Details of the Amendment Proclamation are set out below.

 

Section 1 provides that the name of the Amendment Proclamation is the Quarantine Amendment Proclamation 2011 (No. 1).

 

Section 2 provides that the Amendment Proclamation commences on the day after it is registered on the Federal Register of Legislative Instruments.

 

Section 3 provides that Schedule 1 amends the Quarantine Proclamation 1998.

 

Schedule 1 - Amendments

 

Item [1] corrects the spelling of the quarantinable fungi listed in Schedule 4 to the Quarantine Proclamation as Ophlostomatales.  This incorrectly spelt fungi is omitted and re-inserted as Ophiosomatales.

 

 

 

Item 1 corrects the ordering of two permitted seeds in Schedule 5 to the Quarantine Proclamation.

 

Item 2 removes five species from the ‘permitted seeds’ list in Schedule 5 to the Quarantine Proclamation to correct duplication of listed seeds. 

 

Item 3 removes 149 species from the ‘permitted seeds’ list in Schedule 5 to the Quarantine Proclamation. 

 

Significant disease risks have been identified and the listed species have therefore, been reassessed due to concerns that have been raised.
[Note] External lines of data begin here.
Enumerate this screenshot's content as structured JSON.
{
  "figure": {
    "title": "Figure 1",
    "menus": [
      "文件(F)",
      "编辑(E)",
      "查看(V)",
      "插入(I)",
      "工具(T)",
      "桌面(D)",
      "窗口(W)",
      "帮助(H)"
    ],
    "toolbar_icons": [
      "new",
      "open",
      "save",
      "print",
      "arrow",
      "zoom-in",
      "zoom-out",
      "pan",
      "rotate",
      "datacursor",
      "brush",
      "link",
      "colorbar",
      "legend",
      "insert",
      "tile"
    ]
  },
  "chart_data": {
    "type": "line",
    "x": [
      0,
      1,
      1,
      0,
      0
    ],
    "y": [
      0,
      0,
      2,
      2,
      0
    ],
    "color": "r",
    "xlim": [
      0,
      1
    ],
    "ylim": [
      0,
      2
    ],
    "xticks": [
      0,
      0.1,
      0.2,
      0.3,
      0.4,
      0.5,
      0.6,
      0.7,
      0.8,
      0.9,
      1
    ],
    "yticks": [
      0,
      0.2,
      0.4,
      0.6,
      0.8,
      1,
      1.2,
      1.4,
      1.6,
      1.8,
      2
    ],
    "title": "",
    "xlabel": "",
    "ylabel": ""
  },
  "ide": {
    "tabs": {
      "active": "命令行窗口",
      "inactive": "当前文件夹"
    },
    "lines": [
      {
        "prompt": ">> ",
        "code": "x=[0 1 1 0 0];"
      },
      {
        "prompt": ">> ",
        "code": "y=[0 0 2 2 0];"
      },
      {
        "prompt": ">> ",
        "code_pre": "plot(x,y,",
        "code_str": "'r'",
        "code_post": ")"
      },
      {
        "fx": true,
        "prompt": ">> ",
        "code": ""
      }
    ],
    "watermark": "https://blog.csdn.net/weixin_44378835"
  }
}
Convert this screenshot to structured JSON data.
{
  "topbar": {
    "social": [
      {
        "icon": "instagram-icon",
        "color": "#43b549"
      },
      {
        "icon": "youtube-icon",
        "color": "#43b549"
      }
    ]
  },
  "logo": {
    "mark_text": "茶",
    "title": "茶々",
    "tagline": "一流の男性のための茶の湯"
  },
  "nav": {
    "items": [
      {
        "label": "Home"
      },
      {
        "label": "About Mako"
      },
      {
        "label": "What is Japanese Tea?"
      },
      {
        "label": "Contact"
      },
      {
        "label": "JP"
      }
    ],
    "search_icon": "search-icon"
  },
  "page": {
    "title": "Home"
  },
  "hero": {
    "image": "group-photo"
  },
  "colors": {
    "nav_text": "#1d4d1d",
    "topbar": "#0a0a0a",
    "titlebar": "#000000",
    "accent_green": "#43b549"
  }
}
The species have been identified as being a host for Guava/Eucalyptus rust complex. 

 

The effect of the amendment is to prohibit the importation of the species without an import permit.  Importers would be required to apply for an import permit and the species subject to quarantine conditions determined by a Director of Quarantine to manage the risk associated with the import of these seeds.

 

 

Items 4 to 8 inserts seven new seed species into the ‘permitted seeds’ list in Schedule 5 to the Quarantine Proclamation.  These species have been inserted individually to deal with the different treatment of species starting with ‘x’ and ‘X’ to maintain the appropriate alphabetical listing.

 

Item 9 inserts 1924 new seed species into the ‘permitted seeds’ list in Schedule 5 to the Quarantine Proclamation in the appropriate alphabetical position as per drafting standards, to ensure application of a consistent alphabetical format throughout the Schedule 5 list.  The species for inclusion are added to the list as a result of assessments carried out in response to importer requests.  All species for inclusion in this amendment have been assessed by the Biosecurity Services Group as presenting minimal risk of introducing pest or becoming a weed in Australia. 

 

Where a species is present in Australia and is not listed as being a weed, or considered to present a risk of becoming a weed, by any of the state or territory governments, assessments have been undertaken by the Plant Quarantine Branch of the Biosecurity Services Group (Plant Quarantine). These species would be added to the list without a Weed Risk Assessment being undertaken (see below for an explanation of this process). In undertaking this assessment, Plant Quarantine utilises several sources including:

o   online herbariums and industry publications to validate that the plant name is a valid and/or widely accepted one

o   online herbariums, industry publications, nursery catalogues and commercial invoices as proof that the species is present in Australia or has previously been imported, and

o   state and territory government weeds lists to check the control status of the species.

 

Where Plant Quarantine found no evidence that a species is present in Australia and/or identified as being a weed, or considered to present a risk of being a weed, by a state or territory government, species have been referred to the Plant Biosecurity Branch of the Biosecurity Services Group (Plant Biosecurity) for assessment. On referral Plant Biosecurity has undertaken a Weed Risk Assessment on these species. This involves a question based scoring method relating to the species’ climatic preferences, biological attributes and reproductive and dispersal method. The score generated determines an outcome of ‘accept’, ‘reject’ or ‘further evaluate’. The Weed Risk Assessment makes a prediction as to whether a species may be a weed to agriculture or the environment.

 

The effect of this item is that importers no longer require an import permit for these seed species.  Removing the need to obtain an import permit enables import free of the administrative or cost burden that may be associated with obtaining such a permit.